Wah cofounded the IEEE Transactions on Knowledge and Data Engineering in 1988 and served as its Editor-in-Chief between 1993 and 1996, and is the Honorary Editor-in-Chief of Knowledge and Information Systems. He currently serves on the editorial boards of Information Sciences, International Journal on Artificial Intelligence Tools, Journal of VLSI Signal Processing, and World Wide Web. He has served the IEEE Computer Society in various capacities, including Vice President for Publications (1998 and 1999) and President (2001). He is a Fellow of the AAAS, ACM, and IEEE.

May 7, Thursday

Leveraging Python in Parallel Platforms: a task-based approach and its integration with a new generation of object‐based storage layers.
Speaker: Rosa Badia, Barcelona Supercomputing Center

Abstract: Computing platforms have been evolving rapidly in the recent years. Technologies such as multi and manycores, accelerators such as GPUs and new persistent storage devices such as SSDs are examples of disruptions that required the attention of the application developers. The importance of programming models to enable applications to efficiently run in such platforms has been recognized in the recent years by the computer science and scientific community in general. Ideally, programming models should provide an interface by which the application developer expresses algorithms and ideas in a platform-agnostic way. Aspects such as programmability, portability and performance optimization have been taken into account when proposing such models for parallel platforms. What is more, the new persistent storage devices may represent a revolution in the way data is stored.

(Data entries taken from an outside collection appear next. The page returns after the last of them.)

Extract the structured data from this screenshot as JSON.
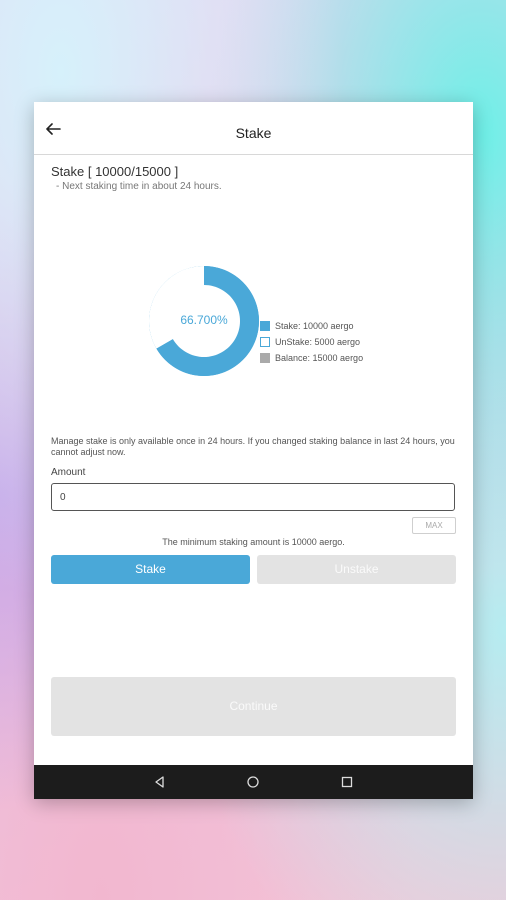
{
  "appbar": {
    "title": "Stake",
    "back_icon": "arrow-left-icon"
  },
  "stake": {
    "title": "Stake [ 10000/15000 ]",
    "subtitle": "- Next staking time in about 24 hours."
  },
  "chart_data": {
    "type": "pie",
    "center_label": "66.700%",
    "slices": [
      {
        "label": "Stake: 10000 aergo",
        "value": 10000,
        "color": "#4aa8d8"
      },
      {
        "label": "UnStake: 5000 aergo",
        "value": 5000,
        "color": "#ffffff"
      }
    ],
    "legend": [
      {
        "label": "Stake: 10000 aergo",
        "color": "#4aa8d8",
        "style": "filled"
      },
      {
        "label": "UnStake: 5000 aergo",
        "color": "#4aa8d8",
        "style": "outline"
      },
      {
        "label": "Balance: 15000 aergo",
        "color": "#aaaaaa",
        "style": "filled"
      }
    ],
    "legend_position": "right"
  },
  "notice": "Manage stake is only available once in 24 hours. If you changed staking balance in last 24 hours, you cannot adjust now.",
  "amount": {
    "label": "Amount",
    "value": "0",
    "max_label": "MAX"
  },
  "min_note": "The minimum staking amount is 10000 aergo.",
  "buttons": {
    "stake": "Stake",
    "unstake": "Unstake",
    "continue": "Continue"
  },
  "colors": {
    "accent": "#4aa8d8",
    "disabled": "#e3e3e3",
    "navbar": "#1c1c1c"
  },
  "navbar": {
    "icons": [
      "back-triangle-icon",
      "home-circle-icon",
      "recents-square-icon"
    ]
  }
}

The talk will review aspects related to these recent changes and how have been addressed at BSC with the PyCOMPSs programming model, a task-based programming model that offers a platform unaware interface. The same PyCOMPSs code can run in a cluster (even in Intel Phi processors) or in a heterogeneous cloud. Additionally, PyCOMPSs is currently being integrated with new methodologies to store and access data beyond the traditional file systems.

Short biography: Rosa M. Badia holds a PhD on Computer Science (1994) from the Technical University of Catalonia (UPC). She is a Scientific Researcher from the Consejo Superior de Investigaciones Científicas (CSIC) and team leader of the Grid Computing and Cluster research group at the Barcelona Supercomputing Center (BSC). She was involved in teaching and research activities at the UPC from 1989 to 2008, where she was an Associated Professor since year 1997. From 1999 to 2005 she was involved in research and development activities at the European Center of Parallelism of Barcelona (CEPBA). Her current research interest are programming models for complex platforms (from multicore, GPUs to Grid/Cloud). The group lead by Dr. Badia has been developing StarSs programming model for more than 10 years, with a high success in adoption by application developers. Currently the group focuses its efforts in two instances of StarSs: OmpSs for heterogenoeus platforms and COMPSs/PyCOMPSs for distributed computing (i.e. Cloud). Dr Badia has published more than 150 papers in international conferences and journals in the topics of her research. She has participated in several European projects, for example BEinGRID, Brein, CoreGRID, OGF-Europe, SIENA, TEXT and VENUS-C, and currently she is participating in the project Severo Ochoa (at Spanish level), ASCETIC, The Human Brain Project, EU-Brazil CloudConnect, and TransPlant and it is a member of HiPEAC2 NoE.